With the guards all occupied by the fake perimeter breach, they search the warehouse for Enoch’s pod, and find it quickly, plus a bonus- the Zephyr is being stored there! Their escape just got a lot easier and more fun. The SHIELD base’s entire stash of weapons is stored inside the Zephyr, so they quickly arm themselves when they are discovered.
Fitz sends Lance forward to turn on the autopilot/autotakeoff, while he holds off the military with icers. The Zephyr cloaks itself as it takes off.
General Hale is very interested in Robin and her abilities. She orders Evans and Lucas to capture her because they need her talents on their side of this war. When Fitz and Lance escape, Hale shoots both Evans and Lucas in the head as punishment, then calls for cleaners.
Fitz gathers up a cache of weapons, including Mac’s shotgun axe, and hides it inside the wall of the Lighthouse, ready to be found by the team in the future. Enoch’s capsule is a cryofreeze chamber, meaning Fitz will be taking the long way to the future, like Captain America and Bucky Barnes before him.
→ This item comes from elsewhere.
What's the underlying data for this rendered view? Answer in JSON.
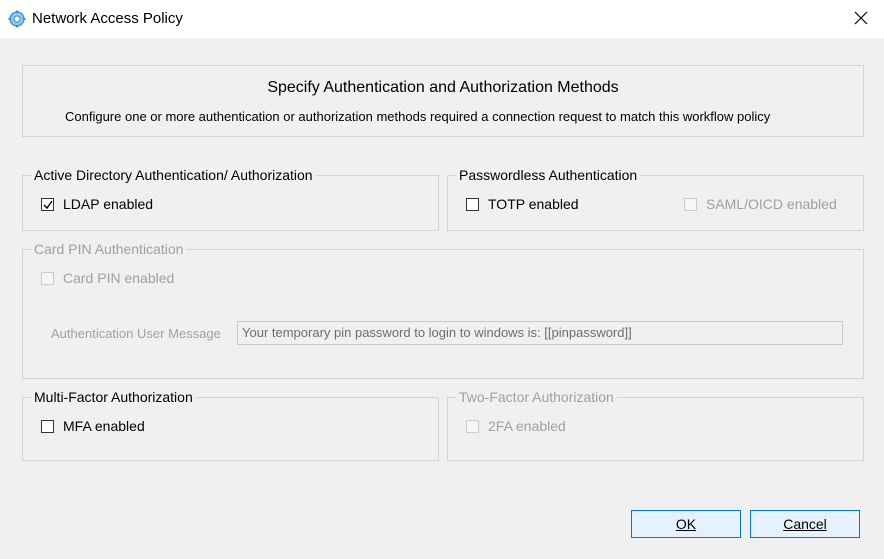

Lance is not okay with this plan, since no one will be around to maintain the safety of the pod. Enoch reassures Lance that he’s going to call a Chronicon vessel to pick up Fitz and the pod. It will take them to safely orbit around a distant planet until it’s time to wake up. Lance is not reassured.
Fitz fills out the “Working on it” postcard and gives it to Robin. Lance promises that he and Bobbi will watch out for Polly and Robin. Lance and Fitz hug goodbye. It’s hard to let go. They share a Star Wars moment just before Fitz freezes. I’m trying not to see Bucky’s face in the cryofreeze.
74 years later, and 365 million light years from the Lighthouse, it’s time for Fitz to wake up. The cryopod thaws him as it counts down. Enoch is there to greet him with a blanket and a plan. They have a few days to prepare for their face off with some of the most ruthless and brutal mobsters, monsters, and mercenaries in the galaxy. Does Fitz have that in him?
Why yes, yes he does.
Last season Fitz lived in the Framework, where he was brainwashed, had amnesia, and turned into a remorseless killer. This episode he spent 74 years in cryofreeze. He’s a supersoldier now, right? Or a supersoldier-scientist-spy?
When Fitz overlays the images of the variously labeled trucks, he says, “Got you now,” a minor Star Wars quote. When Fitz is going into cryofreeze, Lance says, “I love you,” and Fitz says, “I know,” a major Empire Strikes Back quote. Nothing will keep these two from their fandom.
Fitz has come so far from the beginning of the series, when he was a baby agent who’d never been out in the field. It’s amazing to look at him in this episode and the next one, then go back and compare it to season 1 episode 7, The Hub, when he was sent out on his first dangerous mission with Ward.
Just who is Hale, and who does she work for? Does she work for Ivanov? Could she be an LMD herself? The show has forgotten about the Watchdogs, but they must still be out there lurking, along with various remnants of HYDRA and angry inhumans. Or they could introduce a brand new player, instead of one of the many they’ve dropped along the way.